By Michael Hurley, CBS Boston
BOSTON (CBS) — David Price has had an interesting offseason. After a flop of a postseason start, Price first took offense to online insults but then roasted himself on Twitter several times about his playoff misfortunes. He vowed that he would make Boston fans love him. He likewise vowed to stay in Boston for his whole contract, and also slipped in a casual mention that he’s been the recipient of racial taunts in Boston. He was scratched from his first spring training start and appeared to be on the road to Tommy John surgery, but he received good news from Dr. James Andrews and is now back in line to pitch for the Red Sox in 2017.
That is quite a lot of activity, and in a rather unique interview in The Boston Globe, Price said that Red Sox fans just don’t see him as a human being. They see him only as a piece of pitching meat, something that’s simply expected to perform.
“People in Boston don’t know anything about me,” Price told Stan Grossfeld. “The only thing I have to do is pitch good. People don’t care about what I do or the type of person that I am. That doesn’t matter.”
The word “unique” was used earlier because the interview seemed to be as much of a blank canvas for Price to present whatever image he wanted as it was a real interview. He was asked how his dog is doing, what shoe size he wears, and how crazy the Boston driving is, among other conversational topics. But even given those parameters, Price shifted the conversation into making himself the victim of something.
“[The type of person I am] doesn’t matter to these people in Boston. I’ve got to go out there and earn respect by pitching well. Period,” Price said. “That’s the only thing that’s going to turn the page for me in Boston. I’ve got to go out there and dominate. People don’t care what I do off the field. … No, no chance. They don’t care. If they care, I wouldn’t have went through all that crap that I went through last year. If they cared. Period. You have to be in my shoes.”
While Price didn’t specify “the crap” that he valiantly endured last season, he seemingly attributes none of it to the fact that he became the highest-paid pitcher in MLB history when he signed with the Red Sox. While any racial taunts and personal attacks would obviously cross the line, there is no doubt that signing a $217 million deal to pitch in any city that loves baseball will bring about critics when the player in question doesn’t deliver at an All-Star level.
But to Price … well, he’s pleading ignorance on his own paycheck.
“I didn’t feel any pressure last year. I wanted to pitch really well because I was coming to a new team. It wasn’t because of the contract,” Price said. “I don’t know how much money I made last year. I don’t worry about that stuff.”

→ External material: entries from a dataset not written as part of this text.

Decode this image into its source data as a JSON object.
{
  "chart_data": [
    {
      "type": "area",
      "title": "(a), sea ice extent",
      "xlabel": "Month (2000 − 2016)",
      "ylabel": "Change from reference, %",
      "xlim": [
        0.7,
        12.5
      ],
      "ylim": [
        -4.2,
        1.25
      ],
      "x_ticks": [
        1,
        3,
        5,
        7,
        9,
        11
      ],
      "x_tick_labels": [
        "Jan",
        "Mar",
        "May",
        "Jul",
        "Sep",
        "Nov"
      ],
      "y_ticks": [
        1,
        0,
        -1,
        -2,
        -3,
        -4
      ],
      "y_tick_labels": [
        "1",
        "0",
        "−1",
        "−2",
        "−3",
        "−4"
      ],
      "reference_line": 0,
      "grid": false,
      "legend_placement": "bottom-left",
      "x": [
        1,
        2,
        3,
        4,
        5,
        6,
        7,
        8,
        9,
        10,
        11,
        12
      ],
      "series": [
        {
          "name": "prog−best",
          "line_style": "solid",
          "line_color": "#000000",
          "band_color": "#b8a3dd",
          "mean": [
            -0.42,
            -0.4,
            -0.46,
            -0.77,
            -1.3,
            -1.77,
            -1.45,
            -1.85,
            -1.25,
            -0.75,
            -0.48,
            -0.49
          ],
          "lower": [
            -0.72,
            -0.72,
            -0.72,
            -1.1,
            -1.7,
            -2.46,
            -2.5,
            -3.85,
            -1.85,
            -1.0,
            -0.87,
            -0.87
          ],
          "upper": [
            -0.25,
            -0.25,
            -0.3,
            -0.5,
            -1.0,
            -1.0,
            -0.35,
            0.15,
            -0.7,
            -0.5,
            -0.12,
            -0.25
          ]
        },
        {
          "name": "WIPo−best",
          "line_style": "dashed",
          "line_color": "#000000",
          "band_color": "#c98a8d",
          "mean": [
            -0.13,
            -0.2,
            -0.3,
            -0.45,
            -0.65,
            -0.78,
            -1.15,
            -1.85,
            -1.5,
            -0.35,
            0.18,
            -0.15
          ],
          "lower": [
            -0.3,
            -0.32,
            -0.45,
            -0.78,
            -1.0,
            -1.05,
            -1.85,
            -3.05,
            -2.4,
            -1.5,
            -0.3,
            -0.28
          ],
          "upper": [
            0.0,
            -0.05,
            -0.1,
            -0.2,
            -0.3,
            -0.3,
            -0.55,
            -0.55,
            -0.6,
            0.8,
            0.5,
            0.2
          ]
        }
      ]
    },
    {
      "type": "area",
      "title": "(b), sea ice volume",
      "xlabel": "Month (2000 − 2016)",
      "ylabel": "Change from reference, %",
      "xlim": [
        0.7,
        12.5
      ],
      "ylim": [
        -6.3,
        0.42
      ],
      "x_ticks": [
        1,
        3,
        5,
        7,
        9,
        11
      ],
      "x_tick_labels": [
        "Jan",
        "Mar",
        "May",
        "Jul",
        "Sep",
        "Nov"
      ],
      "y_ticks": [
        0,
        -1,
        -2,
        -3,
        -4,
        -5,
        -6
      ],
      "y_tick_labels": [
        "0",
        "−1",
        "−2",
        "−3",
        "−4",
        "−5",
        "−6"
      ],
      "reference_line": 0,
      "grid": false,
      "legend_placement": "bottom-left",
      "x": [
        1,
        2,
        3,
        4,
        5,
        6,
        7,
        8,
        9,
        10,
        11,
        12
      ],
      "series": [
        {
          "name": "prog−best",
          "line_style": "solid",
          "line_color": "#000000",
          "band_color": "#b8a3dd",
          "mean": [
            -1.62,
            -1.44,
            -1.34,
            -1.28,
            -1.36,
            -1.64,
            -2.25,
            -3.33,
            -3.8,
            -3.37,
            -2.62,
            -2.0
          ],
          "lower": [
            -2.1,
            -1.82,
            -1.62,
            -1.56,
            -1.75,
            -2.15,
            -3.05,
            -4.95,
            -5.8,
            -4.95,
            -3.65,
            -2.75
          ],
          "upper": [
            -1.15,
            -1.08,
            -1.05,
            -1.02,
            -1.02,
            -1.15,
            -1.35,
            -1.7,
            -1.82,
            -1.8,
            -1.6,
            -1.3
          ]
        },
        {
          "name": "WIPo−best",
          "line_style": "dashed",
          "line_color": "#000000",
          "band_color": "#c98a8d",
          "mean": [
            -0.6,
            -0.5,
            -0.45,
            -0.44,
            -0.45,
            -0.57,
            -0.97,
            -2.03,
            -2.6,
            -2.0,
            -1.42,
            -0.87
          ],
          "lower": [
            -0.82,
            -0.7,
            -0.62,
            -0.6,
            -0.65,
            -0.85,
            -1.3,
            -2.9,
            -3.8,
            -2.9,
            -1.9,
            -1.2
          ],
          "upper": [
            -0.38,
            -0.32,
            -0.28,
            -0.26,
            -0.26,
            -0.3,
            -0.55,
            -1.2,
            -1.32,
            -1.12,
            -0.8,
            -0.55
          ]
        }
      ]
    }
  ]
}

Let’s run that one again, in case you missed it: “I don’t know how much money I made last year.”
(It was $30 million, for the record.)
(He’ll make another $30 million this year and next year.)
(He’ll make $31 million in 2019.)
(And then he’ll make $32 million in 2020, 2021 and 2022.)
This assertion that he does not know how much money he made does go against a tweet that Price sent last September, which specifically referenced his $217 million contract.
Again, personal attacks about Price’s family or anything like that? Problematic. Of course. But Price did nothing in this interview to dispel the notion that he’s hyper-aware to every single word of criticism said against him.
“People don’t care. I’m going to catch crap for bringing in Starbucks — sorry this is not Dunkin’ Donuts,” Price said. “I’m going to catch crap for that 100 percent.”
The $217 million man might “catch crap” from a random stooge on Twitter because of where he bought coffee.
Price has insisted many times — including in this interview — that he’s mentally strong enough to succeed in the playoffs. But for as long as he keeps raising the issue himself, and for as long as he spins a story of the world being out to get him when he’s getting lobbed some very amicable questions for a story intended to boost his profile, folks on the outside will be left to wonder just how accurate that self-assessment might be.